Hello, and thank you for coming today.
I understand that there has been a lot of speculation out there on the possibility of someone entering the 2020 presidential campaign who would shake things up and give the people of this great nation a clear and present choice when it comes to the executive branch of our government. A maverick. A firebrand. And yet, a thoughtful and compassionate individual with a clear vision and mind unfettered by special interests and outside influences. A voice at once crying from the wilderness but still able to carry through the highways and country lanes to reach every corner of this land. Someone young enough to remember how things were but still old and wise enough to imagine how things could be. Ladies and gentlemen, I give you -
Not Me.
I will not be running for President of the United States in 2020, nor will I be a candidate in any subsequent elections that might come as a result of changes in our Constitution.

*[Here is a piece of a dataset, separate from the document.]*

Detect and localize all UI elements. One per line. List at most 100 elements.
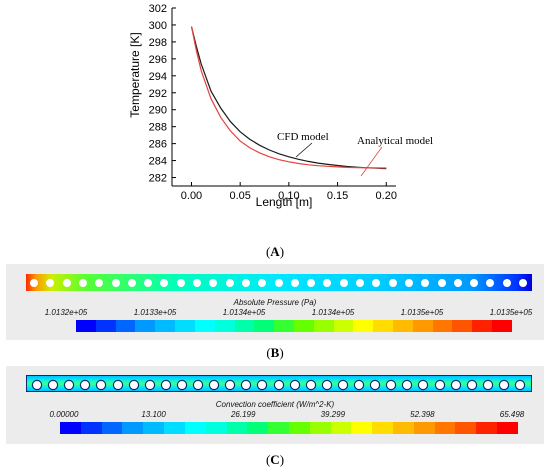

And speaking of that document, it's not the restrictions mentioned in Article II, Section I, Clause 5. I am a natural born citizen, and if you're interested I can show you my birth certificate, though I hope my mom's word will be good enough. I have reached and passed the age of thirty-five, and I have lived for all those years as a resident of the United States. And while these qualifications make me a very suitable candidate for donating blood, along with my lack of tattoos, I don't think it will be enough to put me over the top when it comes time to cast our votes for the next Commander In Chief.
I figured I wanted to get out in front of this, since a number of folks have been stating their intentions over the past few weeks, and I didn't want there to be any confusion. I am joining the ever growing crowd of individuals who will not be running for president. I join Hillary Clinton and Michael Bloomberg in announcing my intent to sit squarely on the sidelines as this next great undertaking begins to take shape.
Instead of running for the highest office in the land, I will focus my attention on poking fun at anyone silly enough to think that they have what it takes to steer this ship of state from its current collision course with melting icebergs and social chaos. To those brave enough to stick their necks out and spend their supporters' hard earned dollars, I say: Good luck. I'll be the guy waving from the relative safety of his living room as the train wrecks commence.